Sexta-feira, Novembro 1, 2024

Irão, questão nuclear para o novo Médio Oriente

NUCLEAR

As negociações do Programa Nuclear Iraniano, que viram um desfecho optimista, há cerca de um mês e que só terminarão em definitivo no último dia deste semestre, relevam de importância para a Administração Obama, para o Irão e para os iranianos, bem como para toda a região. 

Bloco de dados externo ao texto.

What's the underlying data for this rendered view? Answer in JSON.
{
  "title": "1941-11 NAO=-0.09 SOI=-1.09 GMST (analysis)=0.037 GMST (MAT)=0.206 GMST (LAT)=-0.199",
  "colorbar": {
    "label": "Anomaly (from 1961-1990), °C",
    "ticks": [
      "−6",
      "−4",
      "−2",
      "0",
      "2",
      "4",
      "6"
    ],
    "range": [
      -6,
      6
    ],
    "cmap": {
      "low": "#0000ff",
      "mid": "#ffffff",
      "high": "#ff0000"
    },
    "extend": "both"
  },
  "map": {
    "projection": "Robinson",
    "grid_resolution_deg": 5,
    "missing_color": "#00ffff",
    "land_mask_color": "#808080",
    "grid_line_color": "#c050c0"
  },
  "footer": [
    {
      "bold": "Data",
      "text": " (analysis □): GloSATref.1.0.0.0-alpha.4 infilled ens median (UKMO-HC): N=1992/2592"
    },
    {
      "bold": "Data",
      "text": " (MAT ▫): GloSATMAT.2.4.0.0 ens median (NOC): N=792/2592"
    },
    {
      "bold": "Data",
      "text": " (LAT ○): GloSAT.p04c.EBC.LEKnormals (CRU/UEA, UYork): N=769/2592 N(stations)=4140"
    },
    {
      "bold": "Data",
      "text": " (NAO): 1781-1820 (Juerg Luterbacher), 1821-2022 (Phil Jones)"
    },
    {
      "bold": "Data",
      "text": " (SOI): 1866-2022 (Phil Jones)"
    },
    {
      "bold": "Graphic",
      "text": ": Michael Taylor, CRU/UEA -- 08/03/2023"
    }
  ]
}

Para Obama, que quer ficar na História para além do óbvio, substituiu a questão israelo-palestiniana, habitualmente priorizada no final dos segundos mandatos dos presidentes americanos, sobretudo a partir do fim da Guerra Fria, pela questão iraniana.

A opção parece-me óbvia, já que se por um lado já ninguém acredita na Solução Dois Estados para a Palestina, mexer com o nuclear iraniano e regulá-lo, é tocar em duas cabeças da serpente que após o 11 de Setembro pouco, ou mesmo nada foram incomodadas, na chamada Luta Contra o Terrorismo. Refiro-me naturalmente à Arábia Saudita e ao Paquistão, cujos respectivos wahabismo e salafismo, nunca deixaram de crescer, proselitar, financiar e servir de farol inspirador para todo o terrorismo de cariz islamista.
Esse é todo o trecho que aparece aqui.